The point is that Go lumps together byte arrays and strings. It's a common flaw, but it's really unfortunate to see it perpetrated in a language that was designed after this lesson was already learned.

A byte array is a representation of a string, for sure. But strings themselves are higher-level abstractions. It shouldn't be that easy to mix the two.

An equivalent situation would be if integers were byte arrays. So len(x) would give you 4, for example, and you could do x[0], x[1] etc - except you would almost never actually do that in practice, and occasionally you'd end up doing the wrong thing by mistake.

If any language actually worked that way, everyone would be up in arms about it. Unfortunately, the same passes for strings, because of how conditioned we are to treat them as byte sequences.

Calling it "char" in C was probably the second million dollar mistake in the history of PL design, right after null.

1 comments

zlynx 3209 days ago

Easily moving from bytes to strings and back is the only way it makes sense for Go. It runs on POSIX for the most part, and every. single. POSIX. API. is done in bytes.

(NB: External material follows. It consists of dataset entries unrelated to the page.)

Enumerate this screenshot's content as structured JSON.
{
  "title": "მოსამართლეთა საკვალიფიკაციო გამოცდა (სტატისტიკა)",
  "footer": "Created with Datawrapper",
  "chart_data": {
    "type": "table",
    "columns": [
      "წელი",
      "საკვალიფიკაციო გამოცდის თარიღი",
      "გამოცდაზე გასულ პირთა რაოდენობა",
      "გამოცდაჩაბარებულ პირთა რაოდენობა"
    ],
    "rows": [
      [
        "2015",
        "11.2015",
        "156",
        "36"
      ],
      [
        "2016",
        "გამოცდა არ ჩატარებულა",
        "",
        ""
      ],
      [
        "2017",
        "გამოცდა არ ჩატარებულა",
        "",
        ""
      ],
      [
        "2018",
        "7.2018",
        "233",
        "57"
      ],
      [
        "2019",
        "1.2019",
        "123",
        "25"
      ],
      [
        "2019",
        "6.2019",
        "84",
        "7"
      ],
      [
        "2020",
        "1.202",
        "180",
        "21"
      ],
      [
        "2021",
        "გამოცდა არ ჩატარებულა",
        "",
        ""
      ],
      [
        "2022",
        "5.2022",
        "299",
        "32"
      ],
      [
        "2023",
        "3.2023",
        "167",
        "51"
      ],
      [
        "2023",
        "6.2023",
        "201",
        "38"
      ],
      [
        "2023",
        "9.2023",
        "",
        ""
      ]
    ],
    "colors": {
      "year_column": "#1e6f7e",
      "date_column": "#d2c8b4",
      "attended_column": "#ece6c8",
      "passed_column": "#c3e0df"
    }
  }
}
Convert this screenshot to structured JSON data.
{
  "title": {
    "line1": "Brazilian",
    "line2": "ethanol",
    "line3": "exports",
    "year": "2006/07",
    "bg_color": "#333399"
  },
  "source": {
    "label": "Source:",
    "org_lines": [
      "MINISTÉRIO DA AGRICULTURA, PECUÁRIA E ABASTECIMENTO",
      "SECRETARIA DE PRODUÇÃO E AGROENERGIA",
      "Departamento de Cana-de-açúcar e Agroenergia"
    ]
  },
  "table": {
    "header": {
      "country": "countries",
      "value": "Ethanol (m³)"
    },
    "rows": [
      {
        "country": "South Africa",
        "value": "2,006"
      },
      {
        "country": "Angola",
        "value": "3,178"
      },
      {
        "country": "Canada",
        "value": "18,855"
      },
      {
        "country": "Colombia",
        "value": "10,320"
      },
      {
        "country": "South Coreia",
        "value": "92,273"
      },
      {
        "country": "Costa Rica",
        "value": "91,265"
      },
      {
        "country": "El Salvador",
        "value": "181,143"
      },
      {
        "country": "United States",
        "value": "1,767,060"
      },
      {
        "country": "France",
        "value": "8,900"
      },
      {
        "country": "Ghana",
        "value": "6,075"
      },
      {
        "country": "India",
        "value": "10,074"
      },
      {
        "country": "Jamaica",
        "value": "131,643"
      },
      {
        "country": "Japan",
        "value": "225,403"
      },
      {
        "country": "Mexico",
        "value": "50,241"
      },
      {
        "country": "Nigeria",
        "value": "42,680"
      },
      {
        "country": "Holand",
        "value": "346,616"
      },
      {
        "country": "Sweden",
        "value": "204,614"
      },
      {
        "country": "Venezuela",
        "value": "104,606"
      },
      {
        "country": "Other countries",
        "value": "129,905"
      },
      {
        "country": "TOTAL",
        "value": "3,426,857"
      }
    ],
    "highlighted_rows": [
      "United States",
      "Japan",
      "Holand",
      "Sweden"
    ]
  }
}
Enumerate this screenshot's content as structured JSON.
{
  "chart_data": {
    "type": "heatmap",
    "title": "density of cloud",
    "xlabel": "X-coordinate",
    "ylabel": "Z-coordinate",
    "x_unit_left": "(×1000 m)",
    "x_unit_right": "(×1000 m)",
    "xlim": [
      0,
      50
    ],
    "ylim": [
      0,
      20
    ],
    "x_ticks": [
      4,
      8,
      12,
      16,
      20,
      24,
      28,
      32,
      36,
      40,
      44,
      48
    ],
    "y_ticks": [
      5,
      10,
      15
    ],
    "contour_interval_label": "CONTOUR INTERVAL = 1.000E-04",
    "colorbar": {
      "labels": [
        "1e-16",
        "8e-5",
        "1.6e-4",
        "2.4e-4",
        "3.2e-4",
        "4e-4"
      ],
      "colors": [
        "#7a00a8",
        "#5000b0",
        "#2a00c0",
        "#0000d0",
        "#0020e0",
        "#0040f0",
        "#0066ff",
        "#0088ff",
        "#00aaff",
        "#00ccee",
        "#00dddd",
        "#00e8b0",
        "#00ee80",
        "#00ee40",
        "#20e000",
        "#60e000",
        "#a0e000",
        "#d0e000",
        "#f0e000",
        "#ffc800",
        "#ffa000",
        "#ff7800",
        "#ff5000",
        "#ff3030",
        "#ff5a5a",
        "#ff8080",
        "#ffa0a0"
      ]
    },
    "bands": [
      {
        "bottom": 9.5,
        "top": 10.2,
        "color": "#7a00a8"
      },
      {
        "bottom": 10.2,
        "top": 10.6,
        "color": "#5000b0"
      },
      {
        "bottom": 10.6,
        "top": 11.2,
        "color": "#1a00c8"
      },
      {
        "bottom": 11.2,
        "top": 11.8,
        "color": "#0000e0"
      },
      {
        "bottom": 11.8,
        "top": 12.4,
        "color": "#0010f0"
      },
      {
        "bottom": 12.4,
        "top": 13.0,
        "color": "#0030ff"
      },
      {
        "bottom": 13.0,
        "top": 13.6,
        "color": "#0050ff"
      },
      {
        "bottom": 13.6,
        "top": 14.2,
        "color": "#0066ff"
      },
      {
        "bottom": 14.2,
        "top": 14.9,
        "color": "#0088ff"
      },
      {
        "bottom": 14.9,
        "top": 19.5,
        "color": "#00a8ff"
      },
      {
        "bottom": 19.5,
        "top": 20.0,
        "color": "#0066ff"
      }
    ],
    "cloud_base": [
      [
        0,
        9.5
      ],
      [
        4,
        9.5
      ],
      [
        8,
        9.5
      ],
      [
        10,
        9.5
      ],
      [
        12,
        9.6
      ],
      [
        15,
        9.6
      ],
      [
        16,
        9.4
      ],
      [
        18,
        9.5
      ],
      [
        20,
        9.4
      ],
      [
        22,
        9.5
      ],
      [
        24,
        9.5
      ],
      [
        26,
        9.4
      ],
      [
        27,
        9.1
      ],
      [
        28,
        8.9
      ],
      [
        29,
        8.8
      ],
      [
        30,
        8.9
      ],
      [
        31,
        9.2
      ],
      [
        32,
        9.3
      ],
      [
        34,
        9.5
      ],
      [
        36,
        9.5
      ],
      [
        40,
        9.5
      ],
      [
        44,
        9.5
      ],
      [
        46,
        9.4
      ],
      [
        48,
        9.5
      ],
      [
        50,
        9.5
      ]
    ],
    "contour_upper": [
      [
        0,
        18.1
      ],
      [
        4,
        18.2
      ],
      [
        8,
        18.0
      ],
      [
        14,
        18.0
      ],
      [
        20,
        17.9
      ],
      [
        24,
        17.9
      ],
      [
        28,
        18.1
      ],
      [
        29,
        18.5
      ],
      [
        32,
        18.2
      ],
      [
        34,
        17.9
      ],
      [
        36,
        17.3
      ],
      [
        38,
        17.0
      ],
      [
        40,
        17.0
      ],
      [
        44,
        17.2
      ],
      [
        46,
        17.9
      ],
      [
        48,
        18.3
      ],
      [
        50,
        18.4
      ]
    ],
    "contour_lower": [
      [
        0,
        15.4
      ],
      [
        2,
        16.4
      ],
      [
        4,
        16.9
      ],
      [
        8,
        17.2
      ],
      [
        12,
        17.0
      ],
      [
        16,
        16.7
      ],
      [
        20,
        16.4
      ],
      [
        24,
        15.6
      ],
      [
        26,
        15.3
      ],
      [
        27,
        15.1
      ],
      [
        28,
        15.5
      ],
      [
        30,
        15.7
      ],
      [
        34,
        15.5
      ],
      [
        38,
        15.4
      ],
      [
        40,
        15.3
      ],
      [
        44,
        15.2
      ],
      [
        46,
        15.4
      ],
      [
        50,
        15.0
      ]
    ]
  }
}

Not Unicode. Bytes.

Languages like Python 3 that try to be so Unicode-pure that they crash or ignore legal Linux filenames are insane.

int_19h 3208 days ago

I would dare say that the fact that Linux filenames don't have to be valid strings (i.e. they can be arbitrary byte sequences that cannot be meaningfully interpreted using the current locale encoding) is the insane part.

But does POSIX require support for arbitrary byte sequences in filenames, or does it merely use bytes (in locale encoding) as part of its ABI? I suspect the latter, since OS X is Unix-certified, and IIRC it does use UTF-16 for filenames on HFS - so presumably their POSIX API implementation maps to that somehow. If that's correct, then that's also the sane way forward - for the sake of POSIX compatibility, use byte arrays to pass strings around, but for the sake of sanity, require them to be valid UTF-8.